Ogni dinosauro presente nel gioco, fino ad un totale di 20, sarà utilizzabile (con le proprie, peculiari, capacità) ed ibridabile con ogni altra forma di rettile presente su Isla Sorna ed Isla Nubra, allo scopo di creare nuove e mai viste specie animali, cui far calcare l’habitat di gioco ed osservare le ripercussioni sull’ambiente circostante, tra l’altro open world e dotato di meteo dinamico, tranne che per le aree dove andrà rappresentata una scena di gioco già vista nel film. Lì verranno mantenuti il meteo e gli eventi atmosferici presenti nella serie originale, e ciò è bene. Del resto, se il primo contatto col T-Rex fosse avvenuto sotto un Sole cocente, non avrebbe istillato la stessa suspence nel pubblico, ci pare piuttosto ovvio.

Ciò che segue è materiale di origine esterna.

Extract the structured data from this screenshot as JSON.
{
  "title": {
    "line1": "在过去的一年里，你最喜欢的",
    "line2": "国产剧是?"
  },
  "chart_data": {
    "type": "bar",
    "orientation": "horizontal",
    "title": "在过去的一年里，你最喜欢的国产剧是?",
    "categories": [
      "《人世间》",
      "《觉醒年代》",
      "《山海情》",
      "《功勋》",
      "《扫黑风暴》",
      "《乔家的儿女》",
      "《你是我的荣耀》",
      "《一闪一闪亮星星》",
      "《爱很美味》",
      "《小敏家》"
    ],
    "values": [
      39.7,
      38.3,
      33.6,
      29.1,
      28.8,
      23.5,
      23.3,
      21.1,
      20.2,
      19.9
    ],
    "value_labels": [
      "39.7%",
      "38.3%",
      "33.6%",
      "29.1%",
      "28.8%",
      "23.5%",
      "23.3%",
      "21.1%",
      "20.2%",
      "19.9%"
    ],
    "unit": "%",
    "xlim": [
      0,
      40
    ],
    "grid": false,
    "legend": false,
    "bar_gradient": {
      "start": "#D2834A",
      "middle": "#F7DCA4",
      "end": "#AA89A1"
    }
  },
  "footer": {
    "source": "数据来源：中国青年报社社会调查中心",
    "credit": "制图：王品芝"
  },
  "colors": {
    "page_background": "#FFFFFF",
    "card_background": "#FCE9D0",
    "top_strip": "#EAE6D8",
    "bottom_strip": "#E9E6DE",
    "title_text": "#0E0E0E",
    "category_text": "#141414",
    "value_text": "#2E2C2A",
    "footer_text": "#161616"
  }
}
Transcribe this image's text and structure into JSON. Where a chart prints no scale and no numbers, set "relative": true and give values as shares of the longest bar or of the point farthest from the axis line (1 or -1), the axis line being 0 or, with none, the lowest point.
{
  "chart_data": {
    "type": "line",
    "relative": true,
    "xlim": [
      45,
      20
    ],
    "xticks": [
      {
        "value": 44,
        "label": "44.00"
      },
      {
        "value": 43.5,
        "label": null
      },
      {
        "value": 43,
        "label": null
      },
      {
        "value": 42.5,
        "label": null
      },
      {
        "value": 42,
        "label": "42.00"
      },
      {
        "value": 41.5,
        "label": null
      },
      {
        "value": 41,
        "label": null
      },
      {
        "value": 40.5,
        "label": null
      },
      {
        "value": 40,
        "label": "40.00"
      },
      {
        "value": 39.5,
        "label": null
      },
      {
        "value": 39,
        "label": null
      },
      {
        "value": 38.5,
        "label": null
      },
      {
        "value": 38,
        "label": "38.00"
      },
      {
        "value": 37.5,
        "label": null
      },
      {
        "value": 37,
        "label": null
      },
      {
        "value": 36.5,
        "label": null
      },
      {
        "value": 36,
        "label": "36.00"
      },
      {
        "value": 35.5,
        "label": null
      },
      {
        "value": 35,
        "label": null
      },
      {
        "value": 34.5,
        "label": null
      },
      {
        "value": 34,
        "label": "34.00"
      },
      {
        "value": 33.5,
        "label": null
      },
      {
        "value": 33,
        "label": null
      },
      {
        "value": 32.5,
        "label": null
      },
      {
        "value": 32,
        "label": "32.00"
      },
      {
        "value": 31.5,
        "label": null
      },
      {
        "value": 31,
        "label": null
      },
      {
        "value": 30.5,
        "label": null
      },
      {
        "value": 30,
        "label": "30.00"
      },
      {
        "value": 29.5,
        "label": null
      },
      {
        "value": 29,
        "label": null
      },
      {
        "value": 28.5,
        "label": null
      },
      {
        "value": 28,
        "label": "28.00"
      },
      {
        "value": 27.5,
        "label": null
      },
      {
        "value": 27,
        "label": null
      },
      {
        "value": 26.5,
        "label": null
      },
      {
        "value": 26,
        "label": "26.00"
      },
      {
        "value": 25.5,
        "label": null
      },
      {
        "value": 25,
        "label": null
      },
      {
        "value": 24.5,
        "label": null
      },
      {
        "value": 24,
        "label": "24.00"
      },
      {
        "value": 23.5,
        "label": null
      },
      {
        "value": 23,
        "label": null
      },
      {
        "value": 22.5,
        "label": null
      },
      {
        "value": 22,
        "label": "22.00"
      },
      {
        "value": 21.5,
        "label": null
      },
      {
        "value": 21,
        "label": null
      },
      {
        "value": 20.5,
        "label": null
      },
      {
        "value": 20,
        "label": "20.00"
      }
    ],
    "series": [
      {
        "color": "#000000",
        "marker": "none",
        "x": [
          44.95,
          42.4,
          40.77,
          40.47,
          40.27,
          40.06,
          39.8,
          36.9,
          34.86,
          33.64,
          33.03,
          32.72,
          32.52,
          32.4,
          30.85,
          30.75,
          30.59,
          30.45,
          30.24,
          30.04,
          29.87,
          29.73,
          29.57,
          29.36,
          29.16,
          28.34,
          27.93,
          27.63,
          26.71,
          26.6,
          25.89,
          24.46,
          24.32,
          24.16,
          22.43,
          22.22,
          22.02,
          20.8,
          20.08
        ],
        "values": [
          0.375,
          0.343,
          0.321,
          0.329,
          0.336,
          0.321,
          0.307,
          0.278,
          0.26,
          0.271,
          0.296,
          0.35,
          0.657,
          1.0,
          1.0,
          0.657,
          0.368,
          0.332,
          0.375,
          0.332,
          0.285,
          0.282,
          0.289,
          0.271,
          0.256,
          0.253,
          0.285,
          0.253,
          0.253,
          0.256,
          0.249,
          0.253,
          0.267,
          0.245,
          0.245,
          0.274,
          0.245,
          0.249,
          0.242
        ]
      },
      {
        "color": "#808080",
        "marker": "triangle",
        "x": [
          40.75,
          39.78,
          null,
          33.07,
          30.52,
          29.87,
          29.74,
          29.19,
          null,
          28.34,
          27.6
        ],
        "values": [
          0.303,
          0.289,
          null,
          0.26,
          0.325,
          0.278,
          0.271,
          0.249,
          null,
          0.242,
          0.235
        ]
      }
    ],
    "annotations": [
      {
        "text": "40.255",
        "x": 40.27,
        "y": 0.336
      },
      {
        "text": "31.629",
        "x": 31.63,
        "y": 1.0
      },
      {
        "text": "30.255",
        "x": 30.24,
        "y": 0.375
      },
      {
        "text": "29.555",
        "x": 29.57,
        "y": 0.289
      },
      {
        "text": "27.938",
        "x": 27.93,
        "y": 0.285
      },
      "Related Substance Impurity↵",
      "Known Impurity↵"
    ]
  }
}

Tecnicamente, il lavoro svolto è di pregevole fattura ma ovviamente non fa gridare al miracolo. Il motore grafico, d’altronde, dev’essere funzionale al tipo di gioco e questo fa. Il livello di dettaglio si attesta su livelli medi con chicche quali riflessi ed effetti di luce comunque ben realizzati nel complesso. Le texture sono valide ed il frame-rate costante.
Sul versante audio, i dialoghi sono tradotti ottimamente, seppur almeno in questa demo solo in inglese, ed anche questi ultimi lasciano traspirare la cura nella riproduzione, con toni vocali ed espressioni ricreati perfettamente, è un piacere risentire nuovamente battute che hanno fatto storia quali “oh sì! Uuh! Wow! E’ così che si comincia… ma poi si arriva alle grida ed alla fuga di massa”.

LEGO-jurassic-World-gamesnote (4)

Concludendo, l’ennesimo capitolo di una serie, quella Lego, che non propone fondamentalmente nulla di nuovo ma, al contempo, riesce a divertire e catturare l’attenzione del player, anche se in questo caso molto è dovuto all’ambientazione ed alla spettacolarità dei film cui è ispirato.
Aspettando la recensione definitiva, ci riserbiamo un giudizio più approfondito che riguardi l’intero corso dell’avventura e che faccia luce su altri lati del gameplay ad oggi sconosciuti, per intanto possiamo apprezzare la solita cura degli sviluppatori Traveller’s Tales già apprezzata nei precedenti giochi, augurandoci però che riescano anche a tirare fuori qualcosa di nuovo dal cilindro per invogliare maggiormente l’acquisto le fasce di pubblico più grandicello.